To the guards firing teargas on the US-Mexico border: your family were immigrants once

The violence enacted on those at the border will only push migrants to find even more dangerous routes into the country

Migrants enveloped in tear gas after heading toward US

Don’t be confused by my name, Shahrazad. I’m a Latina, Guatemalan with Mexican-American roots, living in the United States. Born and raised less than an hour from the United States-Mexico border, my life and culture was mostly influenced by Mexico. Going between Tijuana and San Diego was at least a monthly outing. My mum has always worked helping immigrants, specifically undocumented families. My dad proudly served in the United States Marine Corps, where he has seen first-hand why these people decide to flee.

I was raised in a house and community where helping others is just who we are. And this nonsense at the border boils my blood. What’s even more infuriating is the fact that members of my family, my own blood, justify the abuse and perpetuate the Donald Trump rhetoric against immigrants. I’m ashamed of fellow Latinos speaking badly about the refugees. This is the time for us to speak out against these human right violations. Stop with the excuses and the memes perpetuating hate about Central Americans.

It’s almost as if we forget our own history. The US is a land of immigrants. The only true natives of this land are the Indians. My family didn’t cross the border; the border crossed them with the Gadsden Purchase of 1853. My family didn’t go through any extraneous immigration process. Their citizenship was immediate. My mum had a fast immigration process because she married a marine. Regardless of legalities we’re all human and deserve to be treated like so.

A woman and her children escape the teargas at the US-Mexico border

In the last few days, reports from the US-Mexico border have shown heartbreaking images of refugees attempting to flee violence and poverty from their respective countries, fleeing the border fence in fear, screaming. Unarmed men, women and children were surprised with teargas flying onto Mexico soil. An act considered illegal in warfare, but not illegal to use in riots. The now iconic Reuters photo taken by Kim Kyung-Hoon of the mum fleeing the teargas with her two daughters is inscribed in my brain. Similar to Napalm Girl by Reuters photographer Nick Ut this is an image never to be forgotten. After weeks of migrating north from Honduras, migrants were met with violence from Mexicans and violence from US security forces. This will forever be a shameful part of migration history.

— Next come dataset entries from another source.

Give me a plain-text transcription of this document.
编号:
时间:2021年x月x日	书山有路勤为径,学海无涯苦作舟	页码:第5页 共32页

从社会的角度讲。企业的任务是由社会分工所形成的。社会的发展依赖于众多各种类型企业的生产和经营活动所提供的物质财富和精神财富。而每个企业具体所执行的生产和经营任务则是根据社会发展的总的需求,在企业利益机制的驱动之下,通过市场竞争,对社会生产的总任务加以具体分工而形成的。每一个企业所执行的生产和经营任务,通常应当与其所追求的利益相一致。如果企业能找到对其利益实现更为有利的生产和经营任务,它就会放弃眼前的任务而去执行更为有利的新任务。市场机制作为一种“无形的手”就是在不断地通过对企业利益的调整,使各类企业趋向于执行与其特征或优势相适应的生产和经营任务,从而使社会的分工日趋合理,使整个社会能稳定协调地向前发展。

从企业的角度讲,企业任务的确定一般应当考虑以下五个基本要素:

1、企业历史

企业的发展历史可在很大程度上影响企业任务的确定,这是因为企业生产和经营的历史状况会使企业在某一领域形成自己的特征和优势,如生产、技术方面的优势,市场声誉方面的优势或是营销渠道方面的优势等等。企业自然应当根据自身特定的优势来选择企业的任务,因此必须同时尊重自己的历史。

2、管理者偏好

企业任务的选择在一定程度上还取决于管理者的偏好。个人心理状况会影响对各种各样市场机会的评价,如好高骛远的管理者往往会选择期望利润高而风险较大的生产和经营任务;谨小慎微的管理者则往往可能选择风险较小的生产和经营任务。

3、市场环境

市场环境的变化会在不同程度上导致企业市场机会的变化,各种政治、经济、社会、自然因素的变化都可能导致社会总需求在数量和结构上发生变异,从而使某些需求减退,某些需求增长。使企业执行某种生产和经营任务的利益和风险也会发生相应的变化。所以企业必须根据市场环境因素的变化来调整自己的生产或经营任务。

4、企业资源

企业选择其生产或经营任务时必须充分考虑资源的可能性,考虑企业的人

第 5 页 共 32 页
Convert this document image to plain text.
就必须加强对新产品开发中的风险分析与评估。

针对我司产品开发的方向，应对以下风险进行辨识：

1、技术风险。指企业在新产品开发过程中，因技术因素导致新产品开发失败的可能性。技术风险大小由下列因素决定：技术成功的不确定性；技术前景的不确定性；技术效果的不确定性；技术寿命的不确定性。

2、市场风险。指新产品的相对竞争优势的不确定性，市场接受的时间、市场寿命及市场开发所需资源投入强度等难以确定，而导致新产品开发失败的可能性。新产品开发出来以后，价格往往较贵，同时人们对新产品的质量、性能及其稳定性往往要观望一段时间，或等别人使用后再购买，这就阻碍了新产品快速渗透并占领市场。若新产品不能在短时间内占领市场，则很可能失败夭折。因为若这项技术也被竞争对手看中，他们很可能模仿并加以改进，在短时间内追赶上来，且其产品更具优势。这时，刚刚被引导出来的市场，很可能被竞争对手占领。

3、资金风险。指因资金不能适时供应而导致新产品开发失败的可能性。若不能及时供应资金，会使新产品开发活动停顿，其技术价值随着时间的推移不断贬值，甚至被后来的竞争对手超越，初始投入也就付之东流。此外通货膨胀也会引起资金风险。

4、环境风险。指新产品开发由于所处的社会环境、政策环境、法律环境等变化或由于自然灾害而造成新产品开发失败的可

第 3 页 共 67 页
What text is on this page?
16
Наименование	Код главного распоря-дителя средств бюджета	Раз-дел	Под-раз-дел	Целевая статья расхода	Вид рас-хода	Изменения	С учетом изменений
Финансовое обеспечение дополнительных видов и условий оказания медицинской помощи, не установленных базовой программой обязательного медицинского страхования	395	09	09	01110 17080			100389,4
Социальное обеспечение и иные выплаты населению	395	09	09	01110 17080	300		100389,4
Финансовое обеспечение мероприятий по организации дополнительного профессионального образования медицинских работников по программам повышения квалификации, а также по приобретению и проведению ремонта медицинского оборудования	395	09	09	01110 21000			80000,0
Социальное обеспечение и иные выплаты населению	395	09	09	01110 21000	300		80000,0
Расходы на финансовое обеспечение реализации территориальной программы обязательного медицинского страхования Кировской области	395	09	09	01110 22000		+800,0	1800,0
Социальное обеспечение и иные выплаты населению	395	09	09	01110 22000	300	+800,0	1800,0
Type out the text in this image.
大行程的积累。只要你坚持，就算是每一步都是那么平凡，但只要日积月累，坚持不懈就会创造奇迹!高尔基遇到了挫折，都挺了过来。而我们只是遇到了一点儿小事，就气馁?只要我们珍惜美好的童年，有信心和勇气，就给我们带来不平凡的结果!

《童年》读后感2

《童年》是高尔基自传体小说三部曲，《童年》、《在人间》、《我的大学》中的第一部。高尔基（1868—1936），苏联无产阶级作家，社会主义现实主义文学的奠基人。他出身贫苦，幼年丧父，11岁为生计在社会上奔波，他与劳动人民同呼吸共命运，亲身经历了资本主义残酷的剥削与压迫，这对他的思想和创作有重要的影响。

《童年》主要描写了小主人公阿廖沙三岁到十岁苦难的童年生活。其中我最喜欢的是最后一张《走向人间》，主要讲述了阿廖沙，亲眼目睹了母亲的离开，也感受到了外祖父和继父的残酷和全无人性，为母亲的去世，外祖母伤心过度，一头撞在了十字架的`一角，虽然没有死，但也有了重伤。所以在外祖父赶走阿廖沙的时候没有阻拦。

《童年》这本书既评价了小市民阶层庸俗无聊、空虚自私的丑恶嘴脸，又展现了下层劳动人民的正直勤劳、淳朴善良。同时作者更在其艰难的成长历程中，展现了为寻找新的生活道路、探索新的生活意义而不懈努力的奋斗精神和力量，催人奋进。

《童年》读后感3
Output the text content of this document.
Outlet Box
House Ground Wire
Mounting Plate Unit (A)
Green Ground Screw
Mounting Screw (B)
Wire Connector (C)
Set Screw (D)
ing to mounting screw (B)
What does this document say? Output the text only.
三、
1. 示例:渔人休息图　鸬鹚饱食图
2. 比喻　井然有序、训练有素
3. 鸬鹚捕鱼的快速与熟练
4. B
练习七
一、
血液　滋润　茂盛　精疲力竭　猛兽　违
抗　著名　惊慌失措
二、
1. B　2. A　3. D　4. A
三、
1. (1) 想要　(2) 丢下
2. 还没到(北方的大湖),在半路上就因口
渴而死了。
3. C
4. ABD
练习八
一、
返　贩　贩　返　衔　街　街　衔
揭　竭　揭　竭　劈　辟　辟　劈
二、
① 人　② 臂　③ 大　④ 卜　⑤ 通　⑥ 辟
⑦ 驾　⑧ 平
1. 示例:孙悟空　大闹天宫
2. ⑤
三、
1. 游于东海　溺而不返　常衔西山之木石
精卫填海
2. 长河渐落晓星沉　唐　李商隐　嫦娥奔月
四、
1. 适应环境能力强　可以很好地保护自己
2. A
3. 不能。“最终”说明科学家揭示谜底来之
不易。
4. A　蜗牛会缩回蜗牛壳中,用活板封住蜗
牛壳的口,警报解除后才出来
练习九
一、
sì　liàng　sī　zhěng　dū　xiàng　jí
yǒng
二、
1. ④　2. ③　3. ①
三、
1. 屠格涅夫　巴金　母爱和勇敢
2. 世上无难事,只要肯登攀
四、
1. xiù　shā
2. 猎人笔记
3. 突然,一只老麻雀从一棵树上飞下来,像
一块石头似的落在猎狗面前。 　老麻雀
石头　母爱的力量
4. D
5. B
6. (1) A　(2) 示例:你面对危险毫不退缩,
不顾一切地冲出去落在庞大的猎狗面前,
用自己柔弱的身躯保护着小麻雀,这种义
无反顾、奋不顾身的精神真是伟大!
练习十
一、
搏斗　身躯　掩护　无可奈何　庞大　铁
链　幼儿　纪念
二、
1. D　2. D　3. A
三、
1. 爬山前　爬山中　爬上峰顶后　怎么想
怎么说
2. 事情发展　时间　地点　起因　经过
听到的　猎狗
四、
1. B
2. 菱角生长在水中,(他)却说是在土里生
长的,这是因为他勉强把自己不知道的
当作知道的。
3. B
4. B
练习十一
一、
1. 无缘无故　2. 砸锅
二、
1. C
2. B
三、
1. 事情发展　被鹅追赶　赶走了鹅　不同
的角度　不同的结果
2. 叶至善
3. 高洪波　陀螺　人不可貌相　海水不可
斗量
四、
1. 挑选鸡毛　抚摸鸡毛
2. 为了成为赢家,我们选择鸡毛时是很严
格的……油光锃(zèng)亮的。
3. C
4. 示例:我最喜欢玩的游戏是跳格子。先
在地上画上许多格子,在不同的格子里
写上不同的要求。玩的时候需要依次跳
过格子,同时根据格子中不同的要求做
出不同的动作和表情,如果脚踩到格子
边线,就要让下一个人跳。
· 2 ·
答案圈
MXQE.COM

It wasn’t too long ago when Jews fled parts of Europe seeking refuge and were turned away at the border. It was 14 November 1938 when the New York Times reported the scenes at a European border, “Jews on Knees Beg Netherlands Entry; Implore Admission at Border, but Guards are Doubled.” It was only eighty years ago. If only we could learn from our past.

Sunday’s attack on members of the refugee exodus was a new low for the United States. The exodus is non-violent. Refugees come unarmed and desperate for a new life. The nativist and xenophobic reaction of those on the border in Tijuana and even Latinos in the US is absolutely disgusting. People forget that some of us were dealt a better hand in life and for those who were dealt a worse hand, they can’t just “get in line”. Their time for change is now not tomorrow.

Closing the border isn’t going to change anything but the region of where people cross. This is history repeating itself. A more militarised border in San Diego pushed crossings further east to more dangerous desert areas, where thousands have disappeared or died. According to US Customs and Border Protection, 7,216 people died crossing the border between 1998 and 2017; the number doesn’t even include those disappeared. And now the violence in Tijuana will only result in more misery with people being forced to cross in increasingly dangerous parts of the border.

So far, despite a barrage of violence from Border Patrol, the migrants have remained weapon-less, armed only with rocks and rubbish to throw over the 18ft steel fence. One thing for sure is that none of those children that were brutalised by teargas could ever have thrown a rock over that fence. It’s too tall. Yet, they were still to experience the full force of the Border Patrol’s aggression. There’s no telling how the repercussions of such actions will affect a young mind and body. It’s too early to know the long-term impacts of this horrible situation. People need to wake up and step down from their pedestal. We can’t allow such inhumanity to happen. Soon, it’ll become normal. And that’s the scariest thought.